I went on to ask if smokers felt ashamed to smoke at the Claremont Colleges, to which about 50 percent replied no. One respondent confessed to feeling ashamed, but not because of the cigarette culture at the 5Cs. “The shame stems from the fact that it’s a dirty habit that I don’t want to continue,” one person admitted.
When I asked why smokers chose to smoke cigarettes, drunkenness and relaxation stood out as the two most common reasons cited by respondents at 75 percent and 50 percent respectively. For some, the taste of cigarettes and looking “cool” also contributed to why respondents smoked.
“[It’s] a sort of grand ‘f--k you,’” one person wrote, defiantly. “Smoking, especially at the 5Cs, where almost everyone is laboring to present this picture perfect image of happy, fit, college co-eds, sends the message that you don’t care what other people think about your actions, you might not be happy, and being fit isn’t the end all be all.” The person did go on to admit, however, “I think I’ll be happier and more fit if I stop smoking cigarettes.”
Fifty percent of non-smokers said that cigarette smoking always bothered them, while another 30 percent said that it only sometimes bothered them. “I do think people who smoke need to be more considerate of those around them,” wrote one respondent. “Standing two feet from the door to my residence hall is not an appropriate place to smoke.”
Almost 60 percent admitted that the fact that someone smoked cigarettes negatively affected their opinion of that person.

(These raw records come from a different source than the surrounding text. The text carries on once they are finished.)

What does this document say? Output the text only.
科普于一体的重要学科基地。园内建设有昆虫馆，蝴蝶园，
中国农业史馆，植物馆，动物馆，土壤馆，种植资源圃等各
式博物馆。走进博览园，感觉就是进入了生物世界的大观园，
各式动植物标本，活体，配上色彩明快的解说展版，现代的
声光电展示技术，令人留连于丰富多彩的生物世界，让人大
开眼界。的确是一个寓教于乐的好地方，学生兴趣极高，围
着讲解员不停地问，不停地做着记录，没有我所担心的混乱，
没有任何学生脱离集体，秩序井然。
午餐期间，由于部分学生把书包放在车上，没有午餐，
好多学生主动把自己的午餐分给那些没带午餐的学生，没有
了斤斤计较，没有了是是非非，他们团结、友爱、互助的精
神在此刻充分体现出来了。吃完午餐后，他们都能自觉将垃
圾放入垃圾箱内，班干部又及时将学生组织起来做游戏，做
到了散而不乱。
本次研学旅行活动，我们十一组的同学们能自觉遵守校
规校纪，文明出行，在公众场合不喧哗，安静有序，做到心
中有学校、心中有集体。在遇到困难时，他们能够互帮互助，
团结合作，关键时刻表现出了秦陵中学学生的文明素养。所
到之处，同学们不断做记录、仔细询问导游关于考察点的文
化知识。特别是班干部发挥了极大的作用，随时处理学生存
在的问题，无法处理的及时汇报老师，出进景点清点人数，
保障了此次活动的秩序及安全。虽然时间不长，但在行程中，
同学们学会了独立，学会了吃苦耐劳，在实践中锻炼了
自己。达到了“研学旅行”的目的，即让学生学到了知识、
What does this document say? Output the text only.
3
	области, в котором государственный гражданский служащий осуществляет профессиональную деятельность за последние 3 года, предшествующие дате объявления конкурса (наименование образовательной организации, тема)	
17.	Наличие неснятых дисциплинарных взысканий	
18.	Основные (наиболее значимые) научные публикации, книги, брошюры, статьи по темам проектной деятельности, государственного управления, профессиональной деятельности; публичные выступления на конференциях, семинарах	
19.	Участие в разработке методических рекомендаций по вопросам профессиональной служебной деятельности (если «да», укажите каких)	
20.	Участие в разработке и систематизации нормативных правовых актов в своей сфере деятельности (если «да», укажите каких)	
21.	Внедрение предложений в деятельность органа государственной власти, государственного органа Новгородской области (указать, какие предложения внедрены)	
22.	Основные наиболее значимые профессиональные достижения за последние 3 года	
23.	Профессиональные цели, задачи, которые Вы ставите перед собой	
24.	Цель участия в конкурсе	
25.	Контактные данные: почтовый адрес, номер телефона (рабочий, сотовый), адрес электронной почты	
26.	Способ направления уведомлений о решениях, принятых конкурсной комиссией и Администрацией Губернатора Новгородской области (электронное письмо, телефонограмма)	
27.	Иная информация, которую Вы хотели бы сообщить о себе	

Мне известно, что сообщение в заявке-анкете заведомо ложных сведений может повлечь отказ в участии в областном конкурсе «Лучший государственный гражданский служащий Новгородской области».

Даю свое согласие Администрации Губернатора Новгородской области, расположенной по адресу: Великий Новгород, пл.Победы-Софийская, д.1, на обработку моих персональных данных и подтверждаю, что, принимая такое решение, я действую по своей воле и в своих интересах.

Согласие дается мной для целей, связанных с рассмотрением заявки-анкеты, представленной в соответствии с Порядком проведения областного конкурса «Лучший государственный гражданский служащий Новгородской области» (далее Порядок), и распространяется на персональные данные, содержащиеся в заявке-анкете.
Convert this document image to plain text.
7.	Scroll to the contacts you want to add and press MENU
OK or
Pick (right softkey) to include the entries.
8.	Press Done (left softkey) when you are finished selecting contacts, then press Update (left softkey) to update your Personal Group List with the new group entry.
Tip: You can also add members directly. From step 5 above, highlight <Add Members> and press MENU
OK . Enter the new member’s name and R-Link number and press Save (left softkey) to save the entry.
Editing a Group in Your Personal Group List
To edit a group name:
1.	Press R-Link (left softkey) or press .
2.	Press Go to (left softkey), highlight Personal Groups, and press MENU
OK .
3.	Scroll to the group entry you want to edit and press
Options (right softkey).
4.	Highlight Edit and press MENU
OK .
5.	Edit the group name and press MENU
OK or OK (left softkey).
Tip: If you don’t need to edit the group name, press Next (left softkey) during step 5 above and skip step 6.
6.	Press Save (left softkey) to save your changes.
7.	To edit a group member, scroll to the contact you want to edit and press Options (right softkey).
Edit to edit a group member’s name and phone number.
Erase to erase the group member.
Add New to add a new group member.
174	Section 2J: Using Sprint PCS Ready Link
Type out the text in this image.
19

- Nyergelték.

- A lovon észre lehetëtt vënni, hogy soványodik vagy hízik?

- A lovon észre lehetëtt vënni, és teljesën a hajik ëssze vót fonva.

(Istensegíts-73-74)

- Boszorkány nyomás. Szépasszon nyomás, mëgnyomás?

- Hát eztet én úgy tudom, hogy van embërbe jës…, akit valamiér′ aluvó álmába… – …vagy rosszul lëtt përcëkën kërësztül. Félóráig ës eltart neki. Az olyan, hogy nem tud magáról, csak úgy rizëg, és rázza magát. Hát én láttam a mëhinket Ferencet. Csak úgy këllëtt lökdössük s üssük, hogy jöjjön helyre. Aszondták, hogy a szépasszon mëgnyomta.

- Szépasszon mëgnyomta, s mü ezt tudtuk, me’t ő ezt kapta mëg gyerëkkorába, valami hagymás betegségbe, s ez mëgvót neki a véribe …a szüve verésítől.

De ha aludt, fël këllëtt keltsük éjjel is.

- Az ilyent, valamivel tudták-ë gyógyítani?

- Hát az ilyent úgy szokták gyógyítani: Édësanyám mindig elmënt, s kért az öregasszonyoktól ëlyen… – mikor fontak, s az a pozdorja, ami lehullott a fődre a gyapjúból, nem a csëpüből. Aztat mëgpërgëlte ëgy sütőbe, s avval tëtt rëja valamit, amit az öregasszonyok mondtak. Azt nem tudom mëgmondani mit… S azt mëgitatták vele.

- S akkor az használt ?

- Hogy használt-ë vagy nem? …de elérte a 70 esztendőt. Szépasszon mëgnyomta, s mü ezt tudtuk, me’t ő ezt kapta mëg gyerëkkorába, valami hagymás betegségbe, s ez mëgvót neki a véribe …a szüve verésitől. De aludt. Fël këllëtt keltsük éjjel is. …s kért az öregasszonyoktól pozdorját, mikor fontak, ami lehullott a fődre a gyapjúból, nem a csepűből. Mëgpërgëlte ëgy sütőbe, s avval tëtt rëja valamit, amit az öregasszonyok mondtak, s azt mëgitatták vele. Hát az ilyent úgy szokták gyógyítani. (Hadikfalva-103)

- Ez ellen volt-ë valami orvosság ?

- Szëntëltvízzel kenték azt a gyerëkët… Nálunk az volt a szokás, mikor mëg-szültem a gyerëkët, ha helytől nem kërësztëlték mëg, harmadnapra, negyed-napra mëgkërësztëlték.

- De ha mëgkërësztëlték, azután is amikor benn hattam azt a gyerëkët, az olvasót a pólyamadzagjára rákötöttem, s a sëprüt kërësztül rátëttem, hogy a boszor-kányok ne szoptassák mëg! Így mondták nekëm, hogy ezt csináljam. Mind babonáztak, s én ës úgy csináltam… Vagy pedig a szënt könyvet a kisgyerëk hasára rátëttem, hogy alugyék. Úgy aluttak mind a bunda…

“It doesn’t affect my opinion of them as a person, I just wouldn’t want to be around them as much if they smoked a lot,” one respondent explained. At the same time, 80 percent of non-smokers thought that smoking was not a problem at the 5Cs.
Interestingly enough, several respondents felt that it was not cigarette smoking, but the stigma against cigarette smoking that defined the “problem.”
“People are very self-righteous and should be more respectful of people’s decisions,” someone wrote. Another noted, “at this point each person is just as educated about the consequences as the next. It is a personal choice, and while some people are irritated by the smoke, others are just elitist dicks who need to chill out.”
The evidence from the survey proves very little. Non-smokers understandably complain about smoking at the 5Cs because of the detrimental effects of second-hand smoke. I hoped at least one non-smoker who took the survey might reveal themselves as one of those “elitist dicks” by whom many smokers at the Colleges feel stigmatized.
If anything, the survey stands testament to 5C students’ love affair with the limitless joys of smoking under the influence, and not much else. Those of us who make a habit of smoking on occasions other than drunken revelry definitely stand out as a considerable minority. We never need to defend our choice in lifestyle to those sanctimonious few that choose to judge us for it. But, our responsibility to the world of non-smokers around us is simply a matter of consideration: maybe the prospects of rotting our teeth, polluting our breath, odorizing our clothes, increasing our chances of infertility, contracting lung cancer, and shortening our lives by up to seventeen years make smoking cigarettes worth the taste and the benefits of relaxing and aspiring to appear as self-assured as Humphrey Bogart, but not everyone shares those feelings.
However, perhaps in those moments of drunken revelry, while remaining respectful to the air we collectively breathe and finding compassion for those whose habits we disagree with, smokers and non-smokers alike can find common ground.